Prof Kacung Marijan adalah Guru Besar Ilmu Politik Universitas Airlangga Surabaya, sekaligus salah satu Ketua Pengurus Besar Nahdlatul Ulama (PBNU).
Kepada koresponden Antara London, Sabtu (23/4/2011, Kacung mengatakan, dirinya bersama dosen sosiologi IAIN Sunan Ampel Surabaya, Wahidah Zein Siregar, PhD, menjadi pembicara dalam konferensi yang diikuti 500 orang dari 50 negara itu.
Kacung Marijan menyampaikan makalah berjudul Electoral System and the Marketization of Politics: The Indonesian Experience. Sementara makalah Wahidah Zein Siregar berjudul Electoral System and the Presentation of Women in Indonesia’s Parliament: Comparison between the 2004 and the 2009 Election.
Baik Kacung Marijan maupun Wahudah berpendapat, perubahan sistem pemilu dari semiproporsional terbuka menjadi sistem proporsional terbuka pada Pemilu 2009 membawa perubahan yang sangat berarti di Indonesia.
Perubahan sistem itu telah membawa pemilu di Indonesia seperti pasar. Baik partai maupun politisi seperti para penjual barang yang berebut menawarkan barang dagangannya kepada para pembeli.
"Akibatnya, kompetisi menjadi sangat ketat," kata Kacung Marijan. Konsekuensinya, kompetisi bukan hanya antarpartai, melainkan juga antarcalon di dalam partai sendiri. Kompetisi itu berkonsekuensi terhadap semakin mahalnya biaya yang harus dikeluarkan oleh partai ataupun calon.
Perubahan itu, lanjut Kacung Marijan, juga berpengaruh terhadap posisi partai politik. Peran partai dalam memperebutkan suara pemilih berkurang. Sebaliknya, peran individu calon semakin besar.
Sementara Wahidah Zen Siregar berpendapat, perubahan sistem itu telah memberi kesempatan luas kepada perempuan untuk bersaing dalam memperebutkan kursi di DPR atau DPRD.

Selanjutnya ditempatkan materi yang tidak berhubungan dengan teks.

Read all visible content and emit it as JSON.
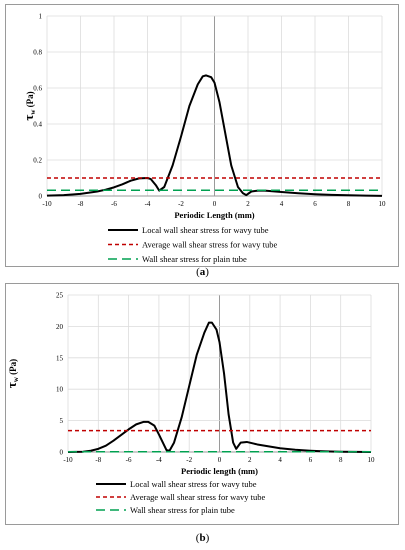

Menurutnya, perubahan ini telah membuat tambahnya jumlah perempuan di lembaga perwakilan rakyat. Meskipun demikian, Wahidah juga khawatir sistem itu membuat posisi anggota DPR mudah terancam. Hal ini terlihat dari banyaknya wajah-wajah baru anggota DPR 2009-2014.
Konsekuensinya, wajah-wajah baru ini harus lebih banyak belajar di dalam menjalankan perannya di DPR. Lemahnya kinerja anggota DPR dalam tahun-tahun terakhir ini, lanjut dia, tidak lepas dari banyaknya anggota DPR yang tidak berpengalaman.
Selain menghadiri konferensi di PSA, Kacung Marijan sebagai salah satu Ketua PBNU juga bertemu dengan pengurus NU dan Muslimat Cabang Istimewa Inggris yang menyampaikan salut atas perkembangan warga NU di Inggris dan berharap adanya kontribusi pemikiran untuk memperbaiki NU di Indonesia.